Kanon explose de rire.
-Tu dis n'importe quoi. Je ne suis pas le plus fort. J'ai juste eu le temps, dans ma grotte, d'apprendre l'introspection, vu que je n'avais que ça à faire de mon temps. J'ai tout le temps des petites voix mesquines dans ma tête, j'en ai toujours eu. On ne décide pas de devenir le maître du monde sans avoir un problème. Mais j'ai appris que ces petites voix, on ne doit pas les croire. Quand j'ai appris la vérité de la bouche d'Athéna, quand Milo m'a « adoubé », quand Ikki m'a sauvé de Minos… quand tu m'as dit de me ressaisir, pour Milo… à chaque fois, la petite voix m'avait menti. Comme elle m'a menti en me disant que tu ne m'aimais pas. Comme elle m'a menti quand elle a voulu me faire croire que nous deux, ce ne serait jamais possible, à cause de Perséphone. Comme elle me ment quand elle essaie de me faire croire que, parfois, c'est trop dur entre nous et que je serais mieux sans toi… La petite voix ment, Rhadamanthe. Il ne faut pas l'écouter. Ou plutôt si, il faut l'écouter. Et avoir une longue discussion avec elle, pour finir par lui clouer le bec. C'est plus facile à deux, d'après mon expérience.
-Quand je dis que tu es un homme exceptionnel, mon amour…, sourit le Juge.
-Répète-le.
-Quoi ?
-Ce que tu viens de dire…
-Tu es le plus grand…
-Non. L'autre chose.
-Mais je n'ai…
-Si. Réfléchis. Et redis-le.
Kanon le regarde avec un air presque rêveur. Il y a quelque chose de féérique dans ces yeux, et dans ce sourire. Comment réfléchir devant ce visage ? Rhadamanthe s'en veut. Rhadamanthe est désolé…
-Mon amour, je…
-Encore…
-Que… ?
-Encore.
Il a compris. Enfin. Alors il le prend tendrement dans ses bras.

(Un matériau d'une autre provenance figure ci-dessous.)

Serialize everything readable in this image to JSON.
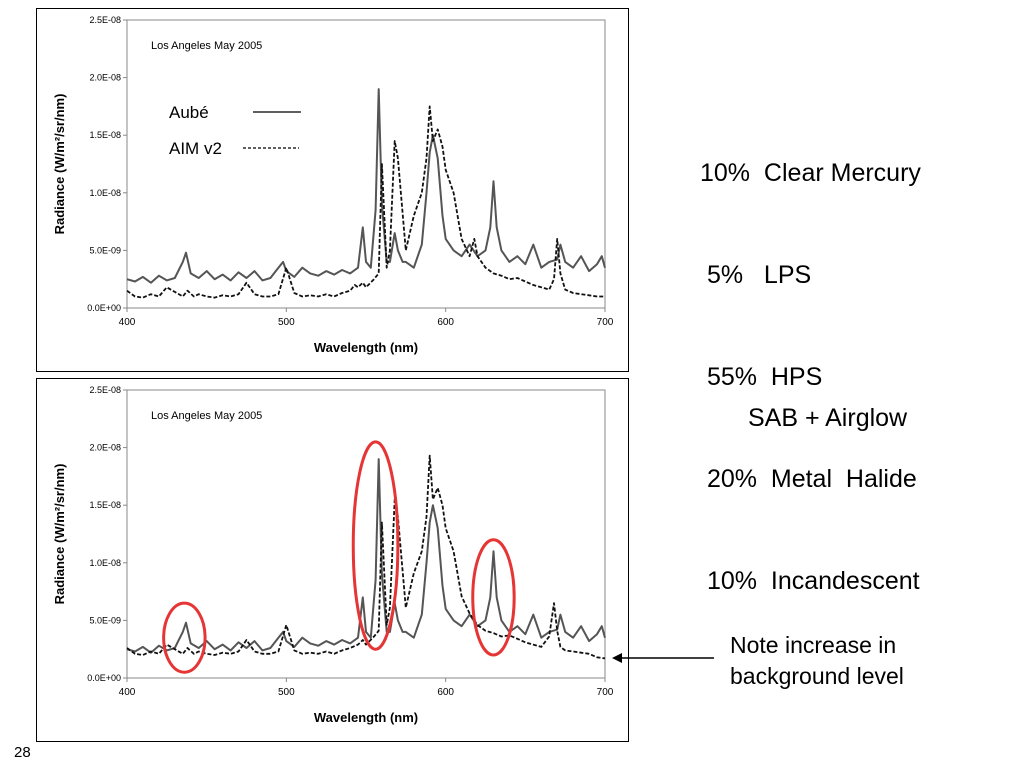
{
  "chart_data": [
    {
      "type": "line",
      "title": "Los Angeles  May 2005",
      "xlabel": "Wavelength (nm)",
      "ylabel": "Radiance (W/m²/sr/nm)",
      "xlim": [
        400,
        700
      ],
      "ylim": [
        0,
        2.5e-08
      ],
      "xticks": [
        "400",
        "500",
        "600",
        "700"
      ],
      "yticks": [
        "0.0E+00",
        "5.0E-09",
        "1.0E-08",
        "1.5E-08",
        "2.0E-08",
        "2.5E-08"
      ],
      "legend": {
        "position": "top-left",
        "entries": [
          {
            "name": "Aubé",
            "style": "solid"
          },
          {
            "name": "AIM v2",
            "style": "dashed"
          }
        ]
      },
      "series": [
        {
          "name": "Aubé",
          "style": "solid",
          "color": "#555555",
          "x": [
            400,
            405,
            410,
            415,
            420,
            425,
            430,
            435,
            437,
            440,
            445,
            450,
            455,
            460,
            465,
            470,
            475,
            480,
            485,
            490,
            495,
            498,
            500,
            505,
            510,
            515,
            520,
            525,
            530,
            535,
            540,
            545,
            548,
            550,
            553,
            556,
            558,
            560,
            563,
            565,
            568,
            570,
            573,
            575,
            580,
            585,
            588,
            590,
            592,
            595,
            598,
            600,
            605,
            610,
            615,
            620,
            625,
            628,
            630,
            632,
            635,
            640,
            645,
            650,
            655,
            660,
            665,
            670,
            672,
            675,
            680,
            685,
            690,
            695,
            698,
            700
          ],
          "y": [
            2.5e-09,
            2.3e-09,
            2.7e-09,
            2.2e-09,
            2.8e-09,
            2.4e-09,
            2.6e-09,
            4e-09,
            4.8e-09,
            3e-09,
            2.6e-09,
            3.2e-09,
            2.5e-09,
            2.9e-09,
            2.4e-09,
            3.1e-09,
            2.6e-09,
            3.2e-09,
            2.4e-09,
            2.6e-09,
            3.5e-09,
            4e-09,
            3.2e-09,
            2.7e-09,
            3.5e-09,
            3e-09,
            2.8e-09,
            3.2e-09,
            2.9e-09,
            3.3e-09,
            3e-09,
            3.5e-09,
            7e-09,
            4e-09,
            3.5e-09,
            8.5e-09,
            1.9e-08,
            9e-09,
            4e-09,
            4e-09,
            6.5e-09,
            5e-09,
            4e-09,
            4e-09,
            3.5e-09,
            5.5e-09,
            1e-08,
            1.35e-08,
            1.5e-08,
            1.3e-08,
            8e-09,
            6e-09,
            5e-09,
            4.5e-09,
            5.5e-09,
            4.5e-09,
            5e-09,
            7e-09,
            1.1e-08,
            7e-09,
            5e-09,
            4e-09,
            4.5e-09,
            3.8e-09,
            5.5e-09,
            3.5e-09,
            4e-09,
            4.2e-09,
            5.5e-09,
            4e-09,
            3.5e-09,
            4.5e-09,
            3.2e-09,
            3.8e-09,
            4.5e-09,
            3.5e-09
          ]
        },
        {
          "name": "AIM v2",
          "style": "dashed",
          "color": "#111111",
          "x": [
            400,
            405,
            410,
            415,
            420,
            425,
            430,
            435,
            438,
            442,
            445,
            450,
            455,
            460,
            465,
            470,
            475,
            480,
            485,
            490,
            495,
            500,
            505,
            510,
            515,
            520,
            525,
            530,
            535,
            540,
            543,
            545,
            548,
            550,
            555,
            558,
            560,
            563,
            565,
            568,
            570,
            575,
            580,
            585,
            588,
            590,
            592,
            595,
            598,
            600,
            605,
            610,
            615,
            618,
            620,
            625,
            630,
            635,
            640,
            645,
            650,
            655,
            660,
            665,
            668,
            670,
            672,
            675,
            680,
            685,
            690,
            695,
            700
          ],
          "y": [
            1.5e-09,
            1e-09,
            9e-10,
            1.2e-09,
            1e-09,
            1.8e-09,
            1.4e-09,
            1e-09,
            1.5e-09,
            1e-09,
            1.2e-09,
            1e-09,
            9e-10,
            1.1e-09,
            1e-09,
            1.2e-09,
            2.2e-09,
            1.2e-09,
            1e-09,
            1e-09,
            1.2e-09,
            3.5e-09,
            1.3e-09,
            1e-09,
            1.1e-09,
            1e-09,
            1.2e-09,
            1e-09,
            1.3e-09,
            1.5e-09,
            2e-09,
            1.8e-09,
            2.2e-09,
            1.8e-09,
            2.5e-09,
            3e-09,
            1.25e-08,
            3.5e-09,
            5e-09,
            1.45e-08,
            1.3e-08,
            5e-09,
            8e-09,
            1e-08,
            1.3e-08,
            1.75e-08,
            1.45e-08,
            1.55e-08,
            1.4e-08,
            1.2e-08,
            1e-08,
            6e-09,
            4.5e-09,
            6e-09,
            4.5e-09,
            3.5e-09,
            3e-09,
            2.8e-09,
            2.5e-09,
            2.6e-09,
            2.3e-09,
            2e-09,
            1.8e-09,
            1.6e-09,
            2.5e-09,
            6e-09,
            3e-09,
            1.6e-09,
            1.3e-09,
            1.2e-09,
            1.1e-09,
            1e-09,
            1e-09
          ]
        }
      ]
    },
    {
      "type": "line",
      "title": "Los Angeles  May 2005",
      "xlabel": "Wavelength (nm)",
      "ylabel": "Radiance (W/m²/sr/nm)",
      "xlim": [
        400,
        700
      ],
      "ylim": [
        0,
        2.5e-08
      ],
      "xticks": [
        "400",
        "500",
        "600",
        "700"
      ],
      "yticks": [
        "0.0E+00",
        "5.0E-09",
        "1.0E-08",
        "1.5E-08",
        "2.0E-08",
        "2.5E-08"
      ],
      "annotations": [
        {
          "type": "ellipse",
          "color": "#e53535",
          "x_center": 436,
          "y_center": 3.5e-09,
          "x_halfwidth": 13,
          "y_halfheight": 3e-09
        },
        {
          "type": "ellipse",
          "color": "#e53535",
          "x_center": 556,
          "y_center": 1.15e-08,
          "x_halfwidth": 14,
          "y_halfheight": 9e-09
        },
        {
          "type": "ellipse",
          "color": "#e53535",
          "x_center": 630,
          "y_center": 7e-09,
          "x_halfwidth": 13,
          "y_halfheight": 5e-09
        }
      ],
      "series": [
        {
          "name": "Aubé",
          "style": "solid",
          "color": "#555555",
          "x": [
            400,
            405,
            410,
            415,
            420,
            425,
            430,
            435,
            437,
            440,
            445,
            450,
            455,
            460,
            465,
            470,
            475,
            480,
            485,
            490,
            495,
            498,
            500,
            505,
            510,
            515,
            520,
            525,
            530,
            535,
            540,
            545,
            548,
            550,
            553,
            556,
            558,
            560,
            563,
            565,
            568,
            570,
            573,
            575,
            580,
            585,
            588,
            590,
            592,
            595,
            598,
            600,
            605,
            610,
            615,
            620,
            625,
            628,
            630,
            632,
            635,
            640,
            645,
            650,
            655,
            660,
            665,
            670,
            672,
            675,
            680,
            685,
            690,
            695,
            698,
            700
          ],
          "y": [
            2.5e-09,
            2.3e-09,
            2.7e-09,
            2.2e-09,
            2.8e-09,
            2.4e-09,
            2.6e-09,
            4e-09,
            4.8e-09,
            3e-09,
            2.6e-09,
            3.2e-09,
            2.5e-09,
            2.9e-09,
            2.4e-09,
            3.1e-09,
            2.6e-09,
            3.2e-09,
            2.4e-09,
            2.6e-09,
            3.5e-09,
            4e-09,
            3.2e-09,
            2.7e-09,
            3.5e-09,
            3e-09,
            2.8e-09,
            3.2e-09,
            2.9e-09,
            3.3e-09,
            3e-09,
            3.5e-09,
            7e-09,
            4e-09,
            3.5e-09,
            8.5e-09,
            1.9e-08,
            9e-09,
            4e-09,
            4e-09,
            6.5e-09,
            5e-09,
            4e-09,
            4e-09,
            3.5e-09,
            5.5e-09,
            1e-08,
            1.35e-08,
            1.5e-08,
            1.3e-08,
            8e-09,
            6e-09,
            5e-09,
            4.5e-09,
            5.5e-09,
            4.5e-09,
            5e-09,
            7e-09,
            1.1e-08,
            7e-09,
            5e-09,
            4e-09,
            4.5e-09,
            3.8e-09,
            5.5e-09,
            3.5e-09,
            4e-09,
            4.2e-09,
            5.5e-09,
            4e-09,
            3.5e-09,
            4.5e-09,
            3.2e-09,
            3.8e-09,
            4.5e-09,
            3.5e-09
          ]
        },
        {
          "name": "AIM v2",
          "style": "dashed",
          "color": "#111111",
          "x": [
            400,
            405,
            410,
            415,
            420,
            425,
            430,
            435,
            438,
            442,
            445,
            450,
            455,
            460,
            465,
            470,
            475,
            480,
            485,
            490,
            495,
            500,
            505,
            510,
            515,
            520,
            525,
            530,
            535,
            540,
            545,
            548,
            550,
            555,
            558,
            560,
            563,
            565,
            568,
            570,
            575,
            580,
            585,
            588,
            590,
            592,
            595,
            598,
            600,
            605,
            610,
            615,
            620,
            625,
            630,
            635,
            640,
            645,
            650,
            655,
            660,
            665,
            668,
            670,
            672,
            675,
            680,
            685,
            690,
            695,
            700
          ],
          "y": [
            2.6e-09,
            2.1e-09,
            2e-09,
            2.3e-09,
            2.1e-09,
            2.9e-09,
            2.5e-09,
            2.1e-09,
            2.6e-09,
            2.1e-09,
            2.3e-09,
            2.1e-09,
            2e-09,
            2.2e-09,
            2.1e-09,
            2.3e-09,
            3.3e-09,
            2.3e-09,
            2.1e-09,
            2.1e-09,
            2.3e-09,
            4.6e-09,
            2.4e-09,
            2.1e-09,
            2.2e-09,
            2.1e-09,
            2.3e-09,
            2.1e-09,
            2.4e-09,
            2.6e-09,
            2.9e-09,
            3.3e-09,
            2.9e-09,
            3.6e-09,
            4.1e-09,
            1.35e-08,
            4.6e-09,
            6.1e-09,
            1.55e-08,
            1.4e-08,
            6.1e-09,
            9.1e-09,
            1.1e-08,
            1.4e-08,
            1.93e-08,
            1.55e-08,
            1.65e-08,
            1.5e-08,
            1.3e-08,
            1.1e-08,
            7.1e-09,
            5.6e-09,
            4.6e-09,
            4.1e-09,
            3.9e-09,
            3.6e-09,
            3.7e-09,
            3.4e-09,
            3.1e-09,
            2.9e-09,
            2.7e-09,
            3.6e-09,
            6.5e-09,
            4.1e-09,
            2.7e-09,
            2.4e-09,
            2.3e-09,
            2.2e-09,
            2.1e-09,
            1.8e-09,
            1.7e-09
          ]
        }
      ]
    }
  ],
  "side_text": {
    "mix_lines": [
      "10%  Clear Mercury",
      " 5%   LPS",
      " 55%  HPS",
      " 20%  Metal  Halide",
      " 10%  Incandescent"
    ],
    "sab": "SAB + Airglow",
    "note_line1": "Note increase in",
    "note_line2": "background level"
  },
  "slide_number": "28"
}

-Mon amour... Mon amour… Mon amour…, répète-t-il inlassablement.
Kanon est au comble du bonheur.
Rhadamanthe et Kanon profitent de leur après-midi, et de la journée ensoleillée. Le Juge flotte dans son pantalon et sa chemise de lin, allongé sur une chaise longue, à l'ombre d'un pin parasol. Kanon lui revient de sa dernière baignade. Il s'étire et laisse son regard se perdre sur l'horizon.
-Je me demande comment vont les autres…
Rhadamanthe relève les yeux de son journal. Durant quelques instants, il est fasciné par le ballet des gouttes le long du corps de son Gémeau. Mais il se reprend.
-Ils vont bien.
Rhadamanthe a repris sa lecture. Kanon se laisse tomber sur sa serviette.
-Comment peux-tu le savoir ?
-S'il y avait un problème, ils nous auraient contactés. Ils savent où on est, on a nos cosmos…
-Mouais… Ils peuvent très bien se dire « ne les embêtons pas pendant leurs vacances, ils en prendront suffisamment dans la tête en revenant ».
-J'admire ton optimisme, Kanon.
-Gniagniagnia…
Rhadamanthe sourit, devant la moue boudeuse de Kanon et la langue tirée.
-La seule chose que je sais, continue l'Anglais c'est qu'il nous reste une poignée de jours, et qu'il est hors de question que je laisse mon esprit s'inquiéter pour ce genre de problème.
-Tu as vraiment mis ton rôle de Juge entre parenthèses ?
-J'y pense de temps en temps, évidemment… Mais je doute pouvoir profiter de toi autant que je le souhaiterais quand nous serons rentrés. Alors je fais ce que je peux.
-Profiter de moi ?
Le sourire de Kanon. Les yeux brillants de Kanon. L'odeur de Kanon. Le goût salé des lèvres de Kanon.
-Oui. Profiter. Abuser, même.
-Voilà un programme qui me plait…
Une plage privée. Un luxe. Inestimable.